You’ll be amazed – when you see how artists have used these kids’ toys, turning them into much more than ‘Just another brick in the wall’ …
These Nathan Sawaya sculptures featured in “The Art of the Brick” at OMSI fascinate all who see them.
Story and photos by David F. Ashton
In an exhibit that goes far beyond merely playing with plastic building blocks, the Oregon Museum of Science and Industry (OMSI) just opened a new exhibit called “The Art of the Brick”. This exhibit features large-scale sculptures created exclusively out of LEGO® toy building blocks.
“This exhibit is truly unique,” said OMSI’s public relations manager, Amita Joshi, because “it highlights the intersection of ingenuity, engineering, art, and creativity. We love showcasing the amazing things one can do – starting with a simple, iconic children’s toy – and making it much more.”
The details of this six-foot-tall Nathan Sawaya sculpture entitled “Green” captivates a visitor’s attention.
As one would expect at OMSI, part of the exhibit is a hands-on demonstration area, where visitors can explore the possibilities of building unique things with LEGO parts.
“Some of the activities include working collaborative mosaic,” explained OMSI Science Hall Senior Science Educator Kirsten Goldman. “We also have LEGO robots that visitors can program and run.”
Kirsten Goldman, OMSI Science Hall Senior Science Educator explains these hands-on activities to a visitor.
A visually stunning section of the exhibition was created by New York based sculptural artist Nathan Sawaya. Raised in Veneta, Oregon, near Eugene, Sawaya attended NYU.
After college Sawaya rediscovered LEGO as an art medium, instead of as a plaything. His stunningly creative framed works, and three-dimensional sculptures, on display are just some of his collection of more than 1.5 million colored bricks.
This LEGO design by “brick-bender” artist Jeff Sanders seems to hover between his hands.
Local artists’ brickwork on display
Portlander Jeff Sanders calls himself a “brick bender”. A glance at his work explains why he chose the term.
“My kids are ten and seven now,” Sanders told East Portland News. “A few years ago I decided to buy my kids LEGOs because I loved them as a child.

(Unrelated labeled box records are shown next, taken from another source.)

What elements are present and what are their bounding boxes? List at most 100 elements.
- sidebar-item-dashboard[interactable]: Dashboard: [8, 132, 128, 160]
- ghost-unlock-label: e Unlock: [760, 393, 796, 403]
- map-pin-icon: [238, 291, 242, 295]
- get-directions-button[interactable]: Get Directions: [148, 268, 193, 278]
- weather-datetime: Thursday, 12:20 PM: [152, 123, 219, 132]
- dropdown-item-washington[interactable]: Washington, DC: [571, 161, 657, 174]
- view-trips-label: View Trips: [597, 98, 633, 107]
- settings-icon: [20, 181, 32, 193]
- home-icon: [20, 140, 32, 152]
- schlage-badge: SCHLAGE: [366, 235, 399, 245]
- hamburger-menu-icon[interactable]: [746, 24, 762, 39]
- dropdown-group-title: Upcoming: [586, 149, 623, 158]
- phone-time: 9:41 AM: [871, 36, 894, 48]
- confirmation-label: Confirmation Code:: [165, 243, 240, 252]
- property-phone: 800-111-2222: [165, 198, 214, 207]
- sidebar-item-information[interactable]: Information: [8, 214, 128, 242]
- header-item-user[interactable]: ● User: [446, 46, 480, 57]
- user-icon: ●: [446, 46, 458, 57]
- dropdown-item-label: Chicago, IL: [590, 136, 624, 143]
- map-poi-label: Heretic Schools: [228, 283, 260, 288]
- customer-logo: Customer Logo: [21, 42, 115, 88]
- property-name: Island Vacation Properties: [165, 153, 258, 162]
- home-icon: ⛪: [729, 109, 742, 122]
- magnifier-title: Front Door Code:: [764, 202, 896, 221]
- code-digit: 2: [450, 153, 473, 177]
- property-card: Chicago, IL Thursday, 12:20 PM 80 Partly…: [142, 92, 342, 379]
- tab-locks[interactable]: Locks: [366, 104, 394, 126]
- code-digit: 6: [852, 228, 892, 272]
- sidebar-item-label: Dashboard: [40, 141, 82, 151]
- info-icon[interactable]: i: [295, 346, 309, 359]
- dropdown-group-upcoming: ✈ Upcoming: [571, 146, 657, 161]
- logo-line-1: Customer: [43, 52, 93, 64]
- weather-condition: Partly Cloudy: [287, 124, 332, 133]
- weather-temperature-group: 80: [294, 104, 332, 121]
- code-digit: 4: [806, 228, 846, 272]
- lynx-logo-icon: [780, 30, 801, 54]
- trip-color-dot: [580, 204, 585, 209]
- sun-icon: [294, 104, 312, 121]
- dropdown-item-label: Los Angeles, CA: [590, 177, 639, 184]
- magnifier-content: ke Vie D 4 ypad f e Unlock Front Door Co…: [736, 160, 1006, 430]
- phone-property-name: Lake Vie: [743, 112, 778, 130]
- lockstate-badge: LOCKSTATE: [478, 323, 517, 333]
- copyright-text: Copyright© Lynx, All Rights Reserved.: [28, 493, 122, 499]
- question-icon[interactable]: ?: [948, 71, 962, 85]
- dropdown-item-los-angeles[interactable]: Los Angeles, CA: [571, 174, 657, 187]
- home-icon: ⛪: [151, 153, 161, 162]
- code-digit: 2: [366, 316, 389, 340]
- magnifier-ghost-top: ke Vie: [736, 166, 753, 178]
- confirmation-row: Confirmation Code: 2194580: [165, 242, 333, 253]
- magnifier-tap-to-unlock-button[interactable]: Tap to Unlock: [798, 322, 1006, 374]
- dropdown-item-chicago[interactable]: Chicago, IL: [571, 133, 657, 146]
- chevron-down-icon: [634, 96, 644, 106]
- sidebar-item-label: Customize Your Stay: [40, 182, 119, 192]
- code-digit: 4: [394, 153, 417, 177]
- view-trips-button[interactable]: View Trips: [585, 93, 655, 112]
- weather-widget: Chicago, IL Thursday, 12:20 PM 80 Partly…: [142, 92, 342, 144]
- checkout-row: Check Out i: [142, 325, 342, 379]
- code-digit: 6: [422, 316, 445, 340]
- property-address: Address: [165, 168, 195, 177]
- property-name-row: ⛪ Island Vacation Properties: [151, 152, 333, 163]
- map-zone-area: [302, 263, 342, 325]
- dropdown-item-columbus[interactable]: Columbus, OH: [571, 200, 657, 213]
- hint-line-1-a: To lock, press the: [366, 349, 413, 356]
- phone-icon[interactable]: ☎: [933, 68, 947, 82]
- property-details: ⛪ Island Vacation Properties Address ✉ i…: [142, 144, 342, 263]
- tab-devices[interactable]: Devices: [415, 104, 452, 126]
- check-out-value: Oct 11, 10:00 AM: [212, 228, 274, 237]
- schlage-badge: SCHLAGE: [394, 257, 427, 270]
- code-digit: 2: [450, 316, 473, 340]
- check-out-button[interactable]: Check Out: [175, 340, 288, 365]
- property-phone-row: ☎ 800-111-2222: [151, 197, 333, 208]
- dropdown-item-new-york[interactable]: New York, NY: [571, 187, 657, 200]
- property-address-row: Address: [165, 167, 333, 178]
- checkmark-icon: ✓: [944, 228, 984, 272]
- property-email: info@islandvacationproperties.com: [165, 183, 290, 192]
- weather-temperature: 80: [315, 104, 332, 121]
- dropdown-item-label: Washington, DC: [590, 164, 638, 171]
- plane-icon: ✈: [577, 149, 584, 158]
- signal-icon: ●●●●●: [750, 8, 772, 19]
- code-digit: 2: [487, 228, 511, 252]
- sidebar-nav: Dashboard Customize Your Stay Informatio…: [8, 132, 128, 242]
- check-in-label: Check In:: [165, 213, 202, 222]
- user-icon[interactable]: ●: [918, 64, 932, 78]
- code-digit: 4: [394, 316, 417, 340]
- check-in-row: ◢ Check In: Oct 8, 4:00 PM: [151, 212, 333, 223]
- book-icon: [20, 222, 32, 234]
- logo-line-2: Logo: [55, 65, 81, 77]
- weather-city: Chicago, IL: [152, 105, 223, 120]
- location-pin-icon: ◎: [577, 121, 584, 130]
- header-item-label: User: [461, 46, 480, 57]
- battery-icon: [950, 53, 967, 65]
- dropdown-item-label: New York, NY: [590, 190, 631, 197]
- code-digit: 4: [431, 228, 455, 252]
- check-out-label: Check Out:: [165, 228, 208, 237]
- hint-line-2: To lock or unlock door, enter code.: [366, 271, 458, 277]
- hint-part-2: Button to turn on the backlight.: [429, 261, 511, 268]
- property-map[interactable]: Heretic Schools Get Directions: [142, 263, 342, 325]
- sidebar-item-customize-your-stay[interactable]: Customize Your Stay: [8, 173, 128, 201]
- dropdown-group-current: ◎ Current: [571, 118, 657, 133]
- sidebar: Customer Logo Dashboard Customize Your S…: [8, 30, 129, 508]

I hadn’t played with them for years.”
As they were playing one day, Sanders said he made a discovery. “I noticed they sometimes started to curve. I started building circles, intersecting circles, and all sorts of great stuff. Now it’s an obsession – I’ve created more than 100 of these designs.”
The best part for him, Sanders said, “is the joy of creation. I sit down in a pile of 10,000 bricks, start putting them together, and get something I did not expect. It’s an incredible, great feeling.”
Beyond selling his works of art, Sanders said he’s working on a project funded through Kickstarter.com to produce how-to videos to teach others. “Who knows where to go from here?” he said. To learn more, see his website: www.brickbending.com.
Dennis Newell shows off one of the many original spaceships he’s created with LEGO blocks and parts.
An affection for building Star Wars LEGO models as a kid was what hooked Dennis Newell, another Portland artist whose works are on display.
But, for the past ten years, Newell become more passionate about his model-building. Instead of merely building kits from supplied parts, he now creates his own unique spaceships.
“I’ve built 60 models so far,” Newell said. “I can create make my own battle scenes, and blend in and with the other Star Wars stuff.”
“The Art of the Brick” – an amazing showcase of creativity, innovation, and fine art – is on display only until April 29. The price of seeing the exhibit is included in general admission.